Incumbent Miami-Dade Mayor Carlos Giménez goes up against six other candidates, with his main competition coming from Raquel Regalado – daughter of Miami Mayor Tomas Regalado – and Alfred Santamaria. Both may take away votes from Giménez, forcing the race into a runoff election in November.
When asked how confident he was of winning, Giménez said, “Pretty confident, but you know, at the end of the day, it’s the voters who decide.

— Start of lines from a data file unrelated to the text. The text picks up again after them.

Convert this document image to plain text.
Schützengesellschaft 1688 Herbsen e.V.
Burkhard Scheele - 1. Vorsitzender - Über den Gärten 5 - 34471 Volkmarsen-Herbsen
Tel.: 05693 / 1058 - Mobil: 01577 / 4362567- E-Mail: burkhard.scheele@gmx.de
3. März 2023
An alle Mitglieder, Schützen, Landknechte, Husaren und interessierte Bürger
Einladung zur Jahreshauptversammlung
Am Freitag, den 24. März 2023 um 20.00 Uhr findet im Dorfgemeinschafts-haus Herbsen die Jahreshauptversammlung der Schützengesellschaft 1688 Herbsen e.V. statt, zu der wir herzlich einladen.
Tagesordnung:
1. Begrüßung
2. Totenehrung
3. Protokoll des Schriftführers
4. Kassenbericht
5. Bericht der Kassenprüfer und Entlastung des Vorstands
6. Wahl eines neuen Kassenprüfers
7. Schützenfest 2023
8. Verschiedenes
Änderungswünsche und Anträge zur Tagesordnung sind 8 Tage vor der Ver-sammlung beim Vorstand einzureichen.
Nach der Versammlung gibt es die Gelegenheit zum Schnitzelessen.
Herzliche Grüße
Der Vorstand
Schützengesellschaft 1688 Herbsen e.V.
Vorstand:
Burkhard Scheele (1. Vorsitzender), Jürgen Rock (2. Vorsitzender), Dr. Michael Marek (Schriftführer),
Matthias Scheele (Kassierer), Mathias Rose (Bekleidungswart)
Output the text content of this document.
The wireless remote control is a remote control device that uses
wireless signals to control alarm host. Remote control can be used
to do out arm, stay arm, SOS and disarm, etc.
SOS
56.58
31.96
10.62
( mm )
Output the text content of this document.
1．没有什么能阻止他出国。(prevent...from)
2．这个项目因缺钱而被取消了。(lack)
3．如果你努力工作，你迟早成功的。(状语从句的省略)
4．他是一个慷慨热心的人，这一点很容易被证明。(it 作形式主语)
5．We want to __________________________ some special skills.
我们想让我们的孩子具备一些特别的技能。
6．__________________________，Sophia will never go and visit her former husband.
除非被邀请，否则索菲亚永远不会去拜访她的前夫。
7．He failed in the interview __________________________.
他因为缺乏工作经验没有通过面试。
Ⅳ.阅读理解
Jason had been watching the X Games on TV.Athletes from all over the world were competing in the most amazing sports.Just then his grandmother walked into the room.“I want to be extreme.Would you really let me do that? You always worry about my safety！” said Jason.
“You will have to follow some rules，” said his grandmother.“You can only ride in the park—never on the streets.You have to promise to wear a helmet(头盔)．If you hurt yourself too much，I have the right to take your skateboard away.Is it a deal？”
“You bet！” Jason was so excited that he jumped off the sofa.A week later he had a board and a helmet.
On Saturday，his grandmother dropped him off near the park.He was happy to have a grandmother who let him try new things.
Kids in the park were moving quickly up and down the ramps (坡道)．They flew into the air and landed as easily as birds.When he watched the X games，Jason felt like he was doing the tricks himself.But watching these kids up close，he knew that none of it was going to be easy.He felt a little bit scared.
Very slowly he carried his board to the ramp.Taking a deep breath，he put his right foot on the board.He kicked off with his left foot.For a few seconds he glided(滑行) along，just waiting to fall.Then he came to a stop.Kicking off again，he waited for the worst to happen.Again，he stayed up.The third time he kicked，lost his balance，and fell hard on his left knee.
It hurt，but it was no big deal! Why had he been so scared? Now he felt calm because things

You know, at 6:30, I’ll start getting butterflies in my stomach just like I did before, when I used to play basketball in high school and college, and I used to get butterflies in my stomach before the game, even though we thought we were going to win.”

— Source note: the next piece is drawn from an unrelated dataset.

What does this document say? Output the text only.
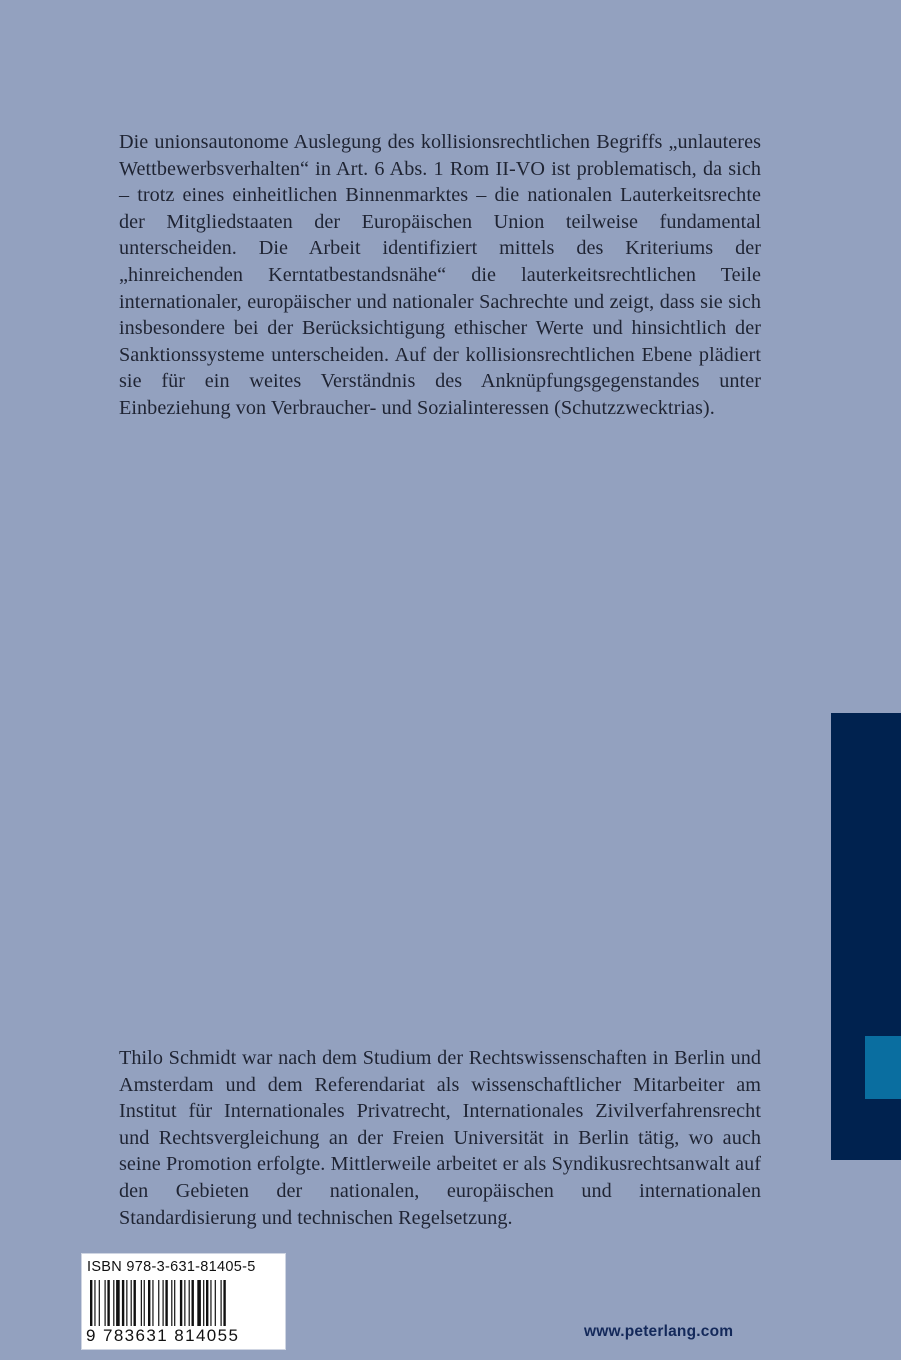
Die unionsautonome Auslegung des kollisionsrechtlichen Begriffs „unlauteres Wettbewerbsverhalten“ in Art. 6 Abs. 1 Rom II-VO ist problematisch, da sich – trotz eines einheitlichen Binnenmarktes – die nationalen Lauterkeitsrechte der Mitgliedstaaten der Europäischen Union teilweise fundamental unterscheiden. Die Arbeit identifiziert mittels des Kriteriums der „hinreichenden Kerntatbestandsnähe“ die lauterkeitsrechtlichen Teile internationaler, europäischer und nationaler Sachrechte und zeigt, dass sie sich insbesondere bei der Berücksichtigung ethischer Werte und hinsichtlich der Sanktionssysteme unterscheiden. Auf der kollisionsrechtlichen Ebene plädiert sie für ein weites Verständnis des Anknüpfungsgegenstandes unter Einbeziehung von Verbraucher- und Sozialinteressen (Schutzzwecktrias).
Thilo Schmidt war nach dem Studium der Rechtswissenschaften in Berlin und Amsterdam und dem Referendariat als wissenschaftlicher Mitarbeiter am Institut für Internationales Privatrecht, Internationales Zivilverfahrensrecht und Rechtsvergleichung an der Freien Universität in Berlin tätig, wo auch seine Promotion erfolgte. Mittlerweile arbeitet er als Syndikusrechtsanwalt auf den Gebieten der nationalen, europäischen und internationalen Standardisierung und technischen Regelsetzung.
ISBN 978-3-631-81405-5
9 783631 814055	www.peterlang.com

Regalado said, Tuesday, she hopes the negative attacks during the campaign don’t keep voters away from the polls.
“It hasn’t been easy, not just because he’s an incumbent, but he’s also spent over $6 million,” Regalado said. “This has been the most expensive campaign in the history of Miami-Dade County, and it’s also been the most negative campaign in the history of Miami-Dade county, so I hope that doesn’t keep people away today.”
Santamaria said he is the candidate for voters who want change.
“Nobody understands why the fourth largest budget in the nation is also the county with the highest level of poverty, and 50 percent of our community is making minimum wages,” said Santamaria. “People want change.”
Democrats Joe Garcia and Annette Taddeo both aim to take Carlos Curbelo’s spot as the U.S. representative from Florida’s 26th congressional district.
“We’re very excited, very hopeful that we’re going to be victorious in this primary, and that’s why we’re not leaving any stone unturned,” said Taddeo. “We want every single person to get out and vote.”
In Florida’s 24th congressional district, Congresswoman Frederica Wilson is going up against former football player Randall Hill. Wilson is a longtime educator, while Hill is a law enforcement veteran. Both have stated their main focus is the economy.
In Broward County, Debbie Wasserman Schultz faces Nova University Law Professor Tim Canova for Florida’s 23rd congressional district seat. Wasserman Schultz is expected to face a tough battle, after leaked emails forced her to step down as the Chair of the Democratic National Party.
Canova was up bright and early Tuesday, as he also headed to the polls. “Our campaign is a lot different, we don’t take any money from any corporate interests, none of their PACs or super PACs, and it leaves us free to represent the people,” he said. “I’m very confident. We have a lot of momentum. We’ve got hundreds of volunteers and field workers, field organizers, who have been pounding the pavement for weeks, actually, knocking on 10,000 doors a week, so it’s a great grassroots campaign.”
Wasserman Schultz said, “When I’m walking around this district and living and raising my family in this community, people are focused on how you can improve their lives, and I just want to continue to be able to be not only their vote but their voice.”
In the senate races, Marco Rubio faces Carlos Beruff, with the winner facing Patrick Murphy or Alan Grayson. Despite the Tuesday election, Rubio and Murphy have already started running ads for the general election in November.
In the 26th Congressional District, Republican Carlos Curbelo is trying to hold off Democratic challengers Annette Taddeo and Joe Garcia.
The role of Broward County Sheriff sees four competitors: incumbent Scott Israel, James Fondo, Willie Jones and Edison Jules.
Election officials said they have seen good turnout in terms of early voting and mail-in ballots, leading them to believe Tuesday will be the same. “Those two procedures have gone extremely well, and we got record numbers participating in both,” said Broward County Supervisor of Elections Brenda Snipes, “so I’m looking for record numbers again, today.”
Between mail-in voting and early voting there are more than 115,000 people that have voted in Broward County and 170,000 in Miami-Dade County.
The Fourth Amendment will also be on the ballot, Tuesday, where voters will decide if property owners should get a tax break for installing solar panels.
Polls opened Tuesday at 7 a.m. and will close at 7 p.m.